In these experiments, ultrashort spin current pulses are produced by shining a laser pulse on cobalt, a magnetic metal. This generates a swarm of excited electrons with ‘spin-polarisation’, meaning that the spins mostly point in the same direction. The spin-carrying electrons then travel outward, diffusing into other adjacent materials.

Photo of authors

Photograph of four of the team members. Left-to-right: Prof. M. Battiato, Prof. J. C. W. Song, Dr. L. Cheng, and Prof. E. Chia. Photo credit: M. Fadly

“We wanted to show that these ultrashort spin current pulses can be used for efficient spin injection,” says Marco Battiato, a Nanyang Assistant Professor at NTU and a member of the research team, who had advanced the first theoretical prediction of this phenomenon in 2016. He notes that the outward diffusion of spin current pulses takes place over several hundred femtoseconds (one femtosecond is one thousandth of a picosecond), up to a thousand times faster than conventional electronic devices operate, making it potentially useful for future high-speed spintronic devices.

The extreme speed of the spin diffusion, though exciting, also makes the phenomenon difficult to study in experiments utilizing present-day electronic technologies. “We had to devise a careful strategy to measure the spin currents flowing into the semiconducting part of the device,” says Associate Professor Elbert Chia, who supervised the experimental part of the project at NTU. “To accomplish this, we used a semiconductor containing heavy elements, which converts spin currents into ultrashort electrical currents. The entire sample then becomes an electromagnetic antenna, emitting radiation at terahertz frequencies (intermediate between microwaves and infrared light). We are able to measure this radiation, then work backwards to figure out the original spin current.”

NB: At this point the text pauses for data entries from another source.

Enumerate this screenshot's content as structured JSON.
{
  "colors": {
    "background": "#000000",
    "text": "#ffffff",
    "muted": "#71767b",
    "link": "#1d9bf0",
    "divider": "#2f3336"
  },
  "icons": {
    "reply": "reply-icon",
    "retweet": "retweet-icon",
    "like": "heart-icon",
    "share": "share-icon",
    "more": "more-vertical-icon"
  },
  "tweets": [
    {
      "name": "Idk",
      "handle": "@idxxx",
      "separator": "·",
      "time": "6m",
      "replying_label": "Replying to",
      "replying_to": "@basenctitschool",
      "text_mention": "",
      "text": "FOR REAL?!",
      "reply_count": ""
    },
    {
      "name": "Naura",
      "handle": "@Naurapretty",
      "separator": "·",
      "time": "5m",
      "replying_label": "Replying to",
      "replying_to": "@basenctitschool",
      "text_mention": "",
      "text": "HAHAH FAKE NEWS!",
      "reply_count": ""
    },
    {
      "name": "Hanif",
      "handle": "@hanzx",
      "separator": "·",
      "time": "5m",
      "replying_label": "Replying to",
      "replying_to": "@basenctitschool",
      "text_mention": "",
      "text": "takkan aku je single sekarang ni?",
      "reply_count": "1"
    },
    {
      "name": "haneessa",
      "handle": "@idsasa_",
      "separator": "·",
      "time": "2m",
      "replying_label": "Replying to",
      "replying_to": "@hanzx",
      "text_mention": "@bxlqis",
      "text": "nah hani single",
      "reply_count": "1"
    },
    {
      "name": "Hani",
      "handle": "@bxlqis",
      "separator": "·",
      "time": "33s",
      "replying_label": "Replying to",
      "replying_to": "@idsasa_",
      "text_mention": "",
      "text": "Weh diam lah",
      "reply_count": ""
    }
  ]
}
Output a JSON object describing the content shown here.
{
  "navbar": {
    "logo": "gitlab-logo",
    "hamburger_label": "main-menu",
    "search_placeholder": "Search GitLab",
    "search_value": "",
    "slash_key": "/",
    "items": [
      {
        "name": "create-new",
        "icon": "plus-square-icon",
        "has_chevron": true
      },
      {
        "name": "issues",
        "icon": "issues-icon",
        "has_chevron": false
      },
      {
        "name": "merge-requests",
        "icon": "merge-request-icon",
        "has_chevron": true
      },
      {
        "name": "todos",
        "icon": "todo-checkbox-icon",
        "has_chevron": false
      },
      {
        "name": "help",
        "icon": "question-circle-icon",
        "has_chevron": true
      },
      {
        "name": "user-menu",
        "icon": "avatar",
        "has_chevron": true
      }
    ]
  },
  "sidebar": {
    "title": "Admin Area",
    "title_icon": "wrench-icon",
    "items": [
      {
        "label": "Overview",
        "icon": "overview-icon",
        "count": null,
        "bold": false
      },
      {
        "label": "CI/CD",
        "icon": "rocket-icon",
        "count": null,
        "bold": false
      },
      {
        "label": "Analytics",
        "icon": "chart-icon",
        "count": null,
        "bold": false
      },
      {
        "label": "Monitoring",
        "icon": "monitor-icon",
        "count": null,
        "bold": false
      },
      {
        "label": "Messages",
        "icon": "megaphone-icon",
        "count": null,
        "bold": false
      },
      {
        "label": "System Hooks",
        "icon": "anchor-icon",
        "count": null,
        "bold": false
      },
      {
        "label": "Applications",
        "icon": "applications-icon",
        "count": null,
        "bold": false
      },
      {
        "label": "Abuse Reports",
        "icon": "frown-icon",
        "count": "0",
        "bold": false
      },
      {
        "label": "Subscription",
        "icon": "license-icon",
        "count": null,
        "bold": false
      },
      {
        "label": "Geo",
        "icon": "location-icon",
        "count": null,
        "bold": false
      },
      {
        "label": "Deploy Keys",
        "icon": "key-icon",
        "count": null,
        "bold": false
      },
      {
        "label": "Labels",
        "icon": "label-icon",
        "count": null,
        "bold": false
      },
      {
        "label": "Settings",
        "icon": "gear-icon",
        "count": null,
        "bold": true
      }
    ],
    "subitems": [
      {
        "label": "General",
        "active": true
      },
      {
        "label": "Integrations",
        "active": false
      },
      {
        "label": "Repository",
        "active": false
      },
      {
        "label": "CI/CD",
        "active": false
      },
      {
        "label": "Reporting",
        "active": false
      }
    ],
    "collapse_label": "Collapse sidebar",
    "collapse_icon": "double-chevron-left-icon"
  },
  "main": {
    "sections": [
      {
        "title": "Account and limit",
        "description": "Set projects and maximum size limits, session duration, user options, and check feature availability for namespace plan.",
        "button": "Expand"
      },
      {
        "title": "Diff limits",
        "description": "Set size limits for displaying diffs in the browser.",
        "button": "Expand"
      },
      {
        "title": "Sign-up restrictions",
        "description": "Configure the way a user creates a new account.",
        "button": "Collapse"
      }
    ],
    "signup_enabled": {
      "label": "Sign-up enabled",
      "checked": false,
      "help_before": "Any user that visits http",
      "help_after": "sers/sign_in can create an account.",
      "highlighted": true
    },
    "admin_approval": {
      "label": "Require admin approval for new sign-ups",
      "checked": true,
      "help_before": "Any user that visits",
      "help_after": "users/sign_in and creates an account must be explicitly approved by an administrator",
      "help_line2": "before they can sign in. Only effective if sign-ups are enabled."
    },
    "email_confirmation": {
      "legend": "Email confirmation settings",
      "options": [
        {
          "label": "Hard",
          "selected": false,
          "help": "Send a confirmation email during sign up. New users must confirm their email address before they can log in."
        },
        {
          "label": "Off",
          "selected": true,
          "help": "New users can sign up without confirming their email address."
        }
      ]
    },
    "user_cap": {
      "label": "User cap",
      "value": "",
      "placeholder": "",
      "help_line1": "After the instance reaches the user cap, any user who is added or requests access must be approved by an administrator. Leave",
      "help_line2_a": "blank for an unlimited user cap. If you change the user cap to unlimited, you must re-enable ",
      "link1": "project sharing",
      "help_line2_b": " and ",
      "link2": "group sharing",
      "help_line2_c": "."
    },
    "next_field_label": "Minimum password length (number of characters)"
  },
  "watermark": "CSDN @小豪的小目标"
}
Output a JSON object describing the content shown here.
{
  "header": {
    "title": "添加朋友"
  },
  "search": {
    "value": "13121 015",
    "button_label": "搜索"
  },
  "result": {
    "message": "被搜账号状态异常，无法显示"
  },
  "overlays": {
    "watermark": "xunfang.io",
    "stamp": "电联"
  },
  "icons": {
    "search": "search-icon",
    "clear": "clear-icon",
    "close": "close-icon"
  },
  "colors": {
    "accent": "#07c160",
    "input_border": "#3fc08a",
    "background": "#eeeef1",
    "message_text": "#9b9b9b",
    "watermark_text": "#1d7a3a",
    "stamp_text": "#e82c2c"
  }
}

By carefully selecting the materials in their spintronic device, the team was able to conclusively show that a spin-polarised current was being injected into the semiconductor part. Astonishingly, the strength of this spin current turned out to be over ten thousand times larger than the previous record. “In real devices, such strong spin currents will not be required, so one can get away with considerably weaker excitations,” notes NTU’s Associate Professor Chia. In follow-up experiments, the authors have been able to accurately determine how long it took for the spin current to form and decay away.

“Possibly the most striking aspect is that all this was demonstrated using a very relatively simple metal-semiconductor interface, without the complicated and costly structural engineering one sees in other spintronic experiments,” says Nanyang Assistant Professor Justin Song, a theoretical physicist and National Research Foundation Fellow (NRFF) who was also part of the project.

“These results represent a fundamental step in the development of ultrafast spintronics based on spin current superdiffusion,” says Nanyang Assistant Professor Battiato. In the future, the team envisions this efficient spin injection process becoming one of the key technologies behind high-speed spintronic computers.

This work has been featured in Asian Scientist magazine and Nature Physics.